O Ars Electronica tem como tema esse ano “Goodbye Privacy”, nada mais atual em dias de Google Earth, Maps, GPS, CCTV, e outros processos disseminados de vigilância e monitoramento. Tive a honra e o prazer de fazer parte do júri para “Digital Communities” deste ano que premiou o Overmundo. O evento acontece todo ano em setembro em Linz, Áustria.
Vejam chamada abaixo e links.
Festival Ars Electronica 2007
A new culture of everyday life is now upon us, bracketed by the angst-inducing scenarios of seamless surveillance and the zest we bring to staging our public personas via digital media. One in which everything seems to be public and nothing’s private anymore.
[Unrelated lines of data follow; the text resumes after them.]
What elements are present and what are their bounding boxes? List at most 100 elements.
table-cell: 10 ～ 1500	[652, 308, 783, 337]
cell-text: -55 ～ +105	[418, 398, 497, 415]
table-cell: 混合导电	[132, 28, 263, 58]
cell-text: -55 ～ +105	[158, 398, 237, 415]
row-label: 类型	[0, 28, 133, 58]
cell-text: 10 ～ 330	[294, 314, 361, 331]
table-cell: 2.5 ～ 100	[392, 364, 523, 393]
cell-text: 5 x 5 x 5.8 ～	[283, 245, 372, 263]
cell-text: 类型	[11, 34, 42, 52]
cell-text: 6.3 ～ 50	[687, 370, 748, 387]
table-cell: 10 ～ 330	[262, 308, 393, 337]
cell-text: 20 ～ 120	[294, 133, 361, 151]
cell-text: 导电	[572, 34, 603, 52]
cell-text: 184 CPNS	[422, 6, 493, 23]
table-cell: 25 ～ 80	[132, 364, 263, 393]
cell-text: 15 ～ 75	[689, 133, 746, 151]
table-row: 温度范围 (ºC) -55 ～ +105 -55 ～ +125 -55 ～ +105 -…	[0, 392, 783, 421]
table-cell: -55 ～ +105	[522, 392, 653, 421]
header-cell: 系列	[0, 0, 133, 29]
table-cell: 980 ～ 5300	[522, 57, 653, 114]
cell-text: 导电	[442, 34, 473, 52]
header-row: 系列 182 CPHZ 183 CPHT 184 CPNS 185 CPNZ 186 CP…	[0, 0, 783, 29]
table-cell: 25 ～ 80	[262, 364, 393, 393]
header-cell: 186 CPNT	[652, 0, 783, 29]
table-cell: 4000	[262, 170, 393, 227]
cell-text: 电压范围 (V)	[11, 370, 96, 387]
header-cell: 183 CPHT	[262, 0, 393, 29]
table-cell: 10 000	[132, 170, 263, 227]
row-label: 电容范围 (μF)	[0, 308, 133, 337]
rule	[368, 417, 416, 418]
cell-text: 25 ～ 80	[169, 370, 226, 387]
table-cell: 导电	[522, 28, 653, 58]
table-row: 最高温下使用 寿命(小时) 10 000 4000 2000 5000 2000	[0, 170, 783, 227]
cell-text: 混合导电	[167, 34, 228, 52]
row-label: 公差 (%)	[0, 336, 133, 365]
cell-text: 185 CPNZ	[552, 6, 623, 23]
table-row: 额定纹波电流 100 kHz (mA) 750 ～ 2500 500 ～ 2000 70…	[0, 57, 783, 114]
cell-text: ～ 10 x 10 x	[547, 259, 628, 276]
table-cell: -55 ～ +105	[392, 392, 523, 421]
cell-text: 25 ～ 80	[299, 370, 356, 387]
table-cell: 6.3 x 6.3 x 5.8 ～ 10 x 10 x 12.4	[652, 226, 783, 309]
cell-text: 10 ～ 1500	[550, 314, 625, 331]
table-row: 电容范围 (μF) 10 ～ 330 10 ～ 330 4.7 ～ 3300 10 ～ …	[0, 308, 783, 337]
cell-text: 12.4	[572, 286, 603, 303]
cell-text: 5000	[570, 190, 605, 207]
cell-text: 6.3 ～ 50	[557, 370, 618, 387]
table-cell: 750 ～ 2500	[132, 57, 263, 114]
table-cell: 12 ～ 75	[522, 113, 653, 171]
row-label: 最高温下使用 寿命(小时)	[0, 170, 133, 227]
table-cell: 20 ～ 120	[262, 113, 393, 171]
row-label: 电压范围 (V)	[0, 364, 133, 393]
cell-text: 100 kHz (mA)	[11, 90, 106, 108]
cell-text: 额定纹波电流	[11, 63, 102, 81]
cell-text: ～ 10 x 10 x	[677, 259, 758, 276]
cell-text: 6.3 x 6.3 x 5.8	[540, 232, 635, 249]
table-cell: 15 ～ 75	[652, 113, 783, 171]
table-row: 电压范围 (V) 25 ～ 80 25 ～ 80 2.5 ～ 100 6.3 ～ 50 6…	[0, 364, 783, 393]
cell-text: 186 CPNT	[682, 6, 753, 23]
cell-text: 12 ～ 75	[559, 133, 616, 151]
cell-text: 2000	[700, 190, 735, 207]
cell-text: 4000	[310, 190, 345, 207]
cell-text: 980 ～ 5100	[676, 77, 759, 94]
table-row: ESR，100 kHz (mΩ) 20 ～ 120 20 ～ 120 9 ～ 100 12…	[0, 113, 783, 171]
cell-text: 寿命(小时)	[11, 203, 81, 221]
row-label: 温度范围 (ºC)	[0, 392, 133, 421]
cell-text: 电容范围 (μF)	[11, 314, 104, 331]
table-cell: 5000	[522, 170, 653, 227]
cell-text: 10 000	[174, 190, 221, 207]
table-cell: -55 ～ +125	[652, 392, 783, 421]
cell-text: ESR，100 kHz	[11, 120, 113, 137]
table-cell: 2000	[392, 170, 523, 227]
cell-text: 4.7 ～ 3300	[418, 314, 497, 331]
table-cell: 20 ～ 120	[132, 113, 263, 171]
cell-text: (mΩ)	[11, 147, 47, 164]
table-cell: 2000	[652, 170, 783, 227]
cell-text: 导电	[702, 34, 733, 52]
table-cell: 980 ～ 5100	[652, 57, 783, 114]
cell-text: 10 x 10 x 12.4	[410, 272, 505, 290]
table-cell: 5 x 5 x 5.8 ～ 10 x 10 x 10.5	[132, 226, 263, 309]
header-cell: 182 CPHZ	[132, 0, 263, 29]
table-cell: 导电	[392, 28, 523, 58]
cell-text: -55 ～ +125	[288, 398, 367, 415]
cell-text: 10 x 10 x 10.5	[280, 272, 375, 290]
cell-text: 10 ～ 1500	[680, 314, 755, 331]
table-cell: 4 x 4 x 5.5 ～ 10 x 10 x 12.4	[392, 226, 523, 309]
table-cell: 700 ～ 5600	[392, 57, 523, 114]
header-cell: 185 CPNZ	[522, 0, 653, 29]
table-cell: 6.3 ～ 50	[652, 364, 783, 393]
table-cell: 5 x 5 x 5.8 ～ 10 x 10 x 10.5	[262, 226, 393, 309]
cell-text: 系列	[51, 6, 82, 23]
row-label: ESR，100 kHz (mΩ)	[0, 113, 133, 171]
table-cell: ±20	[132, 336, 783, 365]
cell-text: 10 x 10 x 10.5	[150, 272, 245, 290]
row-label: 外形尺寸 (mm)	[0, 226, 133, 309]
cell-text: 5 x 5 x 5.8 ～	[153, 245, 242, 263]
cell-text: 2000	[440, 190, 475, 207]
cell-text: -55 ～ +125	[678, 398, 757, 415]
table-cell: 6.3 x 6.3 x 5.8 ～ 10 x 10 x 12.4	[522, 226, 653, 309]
Panopticon or consummate individual freedom of expression? At symposia, exhibitions, performances and interventions, the 2007 Ars Electronica Festival will delve into what the public and private spheres have come to mean and the interrelationship that now exists between them. Dates: September 5-11. Location: throughout the City of Linz.
This year’s festival is “going public” too before the backdrop of our (involuntary) digital transparency and the (voluntary) relinquishment of our privacy. “We are very intentionally running this “public sphere risk” because this step—going public, going into the public realm—is the only logical and consistent way to approach GOODBYE PRIVACY,” said Ars Electronica Artistic Director Gerfried Stocker. In going about this, urban spaces and infrastructure serve not only as a stage but also as a medium that blends with artistic interventions and, in turn, becomes a message. The epicenter of this “infiltration” is Marienstraße, a street that seems to be a dead zone in the middle of downtown Linz. The prevalence of vacant retail spaces here strongly evokes the atmosphere of a stage set and makes pedestrians feel like they’re walking past the artificial buildings of a virtual city. Ars Electronica will put these premises to use and transform Marienstraße into Second City, into the portal between reality and artificiality. What will be staged here during the week of September 5-11 is not some sort of urban renewal program; rather, this initiative has a strictly transient, virtual character. It is real artificiality and, conversely, artificial reality. The festival’s traditional propagation is thus endowed with a new quality—not just out into the city but throughout the cityscape.